WASHINGTON (AP) – The Biden administration is rolling out new international travel policies affecting Americans and non-citizens who wish to travel to the United States. The goal is to restore more normal air travel after 18 months of disruption caused by COVID-19.
The general rules, which come into effect in November, will replace a mishmash of confusing restrictions. Some details of the plan announced on Monday are being worked out, but here are some questions and answers on what to expect:
WHAT IS THE NEW POLICY IN BRIEF?
All adult foreign nationals traveling to the United States will need to be fully immunized before boarding their flight. This is in addition to the current requirement that travelers must present proof of a negative COVID-19 test taken within 72 hours of departure to the United States.
Once the vaccination requirement is in place, the White House relaxes all country-specific restrictions on international travel that have barred non-nationals who have stayed in the UK, EU, China, India , in Iran, Republic of Ireland, Brazil or South Africa within 14 days of entering the United States
HOW DOES THIS AFFECT AMERICANS?
Fully vaccinated Americans will only have to show proof of a negative COVID-19 test taken within 72 hours of leaving for the United States
WHAT ABOUT UNVACCINATED AMERICANS?
U.S. citizens and permanent residents who are not fully vaccinated will still be able to travel to the United States, but they will see more stringent testing and contact tracing protocols. They will need to be tested within 24 hours of boarding a flight to the United States, as well as being tested upon their return to the country. It remains to be seen, however, how the federal government will enforce the return testing requirement.
HOW DOES THIS AFFECT CHILDREN?
The new US policy only requires adult foreign nationals to be fully vaccinated to enter the United States.
WHAT VACCINES ARE ACCEPTABLE?
CDC Says United States Will Accept Full Travel Vaccination With Any COVID-19 Vaccine Approved For Emergency Use By The World Health Organization, Including Those From Pfizer, Moderna And Johnson & Johnson Used In States -United. Other vaccines are also approved by the WHO and widely used around the world, including from AstraZeneca and Chinese Sinovac, with varying degrees of effectiveness against COVID-19 and its more transmissible delta variant. WHO is reviewing Russian vaccine Sputnik V but has not approved it.

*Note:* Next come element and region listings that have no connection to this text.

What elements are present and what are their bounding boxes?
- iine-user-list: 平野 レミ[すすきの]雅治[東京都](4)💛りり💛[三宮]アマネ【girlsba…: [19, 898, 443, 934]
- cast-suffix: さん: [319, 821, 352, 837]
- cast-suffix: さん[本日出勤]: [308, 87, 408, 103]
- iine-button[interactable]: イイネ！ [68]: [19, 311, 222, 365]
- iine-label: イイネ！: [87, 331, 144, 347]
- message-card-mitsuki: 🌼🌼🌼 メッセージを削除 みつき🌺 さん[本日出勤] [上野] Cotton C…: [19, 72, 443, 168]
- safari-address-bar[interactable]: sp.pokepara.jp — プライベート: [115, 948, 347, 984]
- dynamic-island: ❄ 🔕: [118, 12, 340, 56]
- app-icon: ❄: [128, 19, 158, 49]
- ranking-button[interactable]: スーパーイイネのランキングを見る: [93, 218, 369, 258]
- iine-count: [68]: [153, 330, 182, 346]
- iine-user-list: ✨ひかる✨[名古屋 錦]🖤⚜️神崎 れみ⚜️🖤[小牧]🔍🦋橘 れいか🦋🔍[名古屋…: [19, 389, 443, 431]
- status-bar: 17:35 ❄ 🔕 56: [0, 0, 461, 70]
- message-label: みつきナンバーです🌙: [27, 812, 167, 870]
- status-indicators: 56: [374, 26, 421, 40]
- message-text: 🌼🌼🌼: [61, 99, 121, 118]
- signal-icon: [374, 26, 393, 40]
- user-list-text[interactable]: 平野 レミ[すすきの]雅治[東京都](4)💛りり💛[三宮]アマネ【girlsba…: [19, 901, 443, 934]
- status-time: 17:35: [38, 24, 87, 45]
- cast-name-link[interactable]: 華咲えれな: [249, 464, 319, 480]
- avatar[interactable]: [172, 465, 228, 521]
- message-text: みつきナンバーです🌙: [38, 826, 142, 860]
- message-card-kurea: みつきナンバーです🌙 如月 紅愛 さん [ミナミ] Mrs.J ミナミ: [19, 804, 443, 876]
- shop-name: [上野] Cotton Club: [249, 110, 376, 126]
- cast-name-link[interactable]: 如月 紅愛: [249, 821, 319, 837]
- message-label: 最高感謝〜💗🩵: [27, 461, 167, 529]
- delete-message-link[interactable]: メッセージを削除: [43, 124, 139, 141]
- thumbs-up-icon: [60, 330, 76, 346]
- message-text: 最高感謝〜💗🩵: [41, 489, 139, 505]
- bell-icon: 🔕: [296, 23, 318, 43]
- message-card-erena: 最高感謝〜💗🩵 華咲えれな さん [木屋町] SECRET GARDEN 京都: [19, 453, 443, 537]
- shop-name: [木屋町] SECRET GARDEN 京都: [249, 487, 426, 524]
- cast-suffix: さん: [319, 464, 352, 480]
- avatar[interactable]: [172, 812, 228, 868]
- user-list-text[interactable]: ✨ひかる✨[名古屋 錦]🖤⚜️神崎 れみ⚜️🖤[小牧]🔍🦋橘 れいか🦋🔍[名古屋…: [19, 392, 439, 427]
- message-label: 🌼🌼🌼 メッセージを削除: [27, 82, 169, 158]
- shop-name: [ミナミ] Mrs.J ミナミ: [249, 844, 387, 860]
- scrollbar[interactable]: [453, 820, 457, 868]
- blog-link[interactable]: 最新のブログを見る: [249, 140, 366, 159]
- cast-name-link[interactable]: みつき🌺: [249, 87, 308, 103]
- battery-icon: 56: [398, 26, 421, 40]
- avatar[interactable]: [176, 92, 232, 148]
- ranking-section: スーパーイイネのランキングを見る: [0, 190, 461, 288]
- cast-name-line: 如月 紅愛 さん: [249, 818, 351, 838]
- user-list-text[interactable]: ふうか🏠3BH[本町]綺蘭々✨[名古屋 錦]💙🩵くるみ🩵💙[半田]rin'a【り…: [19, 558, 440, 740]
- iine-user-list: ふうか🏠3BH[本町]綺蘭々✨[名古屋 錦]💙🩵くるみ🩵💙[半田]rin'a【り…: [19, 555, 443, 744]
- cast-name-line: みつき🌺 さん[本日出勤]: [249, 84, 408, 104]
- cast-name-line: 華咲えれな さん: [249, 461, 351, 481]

HOW WILL THIS AFFECT AIR RATES?
Adit Damodaran, economist for travel research firm Hopper, predicted that rising demand would likely lead to higher airfares on flights from Europe, although the rush to book flights may be slowed by the variant. delta and the high rates of COVID-19 in the United States. increase in prices, this would mark a reversal in prices since the start of the pandemic.
DO AIRLINES COLLECT DATA ON PASSENGERS?
The CDC will require airlines to collect passenger information and provide it to the health agency if it is to conduct contact tracing. Airlines had resisted a similar change last year, when it was proposed by the CDC and ultimately blocked by the Trump administration.
WHAT ABOUT TRAVEL BEYOND LAND BORDERS?
The administration’s restrictions on crossing the land borders from Mexico and Canada to the United States are to remain unchanged for the time being. This means that in some cases, fully vaccinated people from the two American neighbors will soon be able to fly to the United States, but may not be able to make the same trip by car.
HOW WILL THIS AFFECT THE TRAVEL INDUSTRY?
Analysts and industry officials believe this will help. The United States Chamber of Commerce has said lifting current restrictions on international travelers will help sustain a recovery in the US economy. Prior to Monday, the United States was set to lose $ 175 billion in export revenue from international visitors this year, according to the US Travel Association.
HOW HAVE CURRENT RESTRICTIONS AFFECTED INTERNATIONAL TRAVEL?
They made it easier for Americans to visit Europe than the other way around. International travel to the United States in August was down 54% from two years ago, and arrivals of non-U.S. Citizens were down 74%, according to Airlines for America.
HOW DO THE CHANGES AFFECT BUSINESS TRAVEL?
There is pent-up demand among business travelers from Europe. Foreign executives who have been vaccinated will no longer have to prove that their trip to the United States serves the American “national interest” – a process that takes time.
Koenig reported from Dallas. Associated Press writer Mike Stobbe in New York contributed to this report.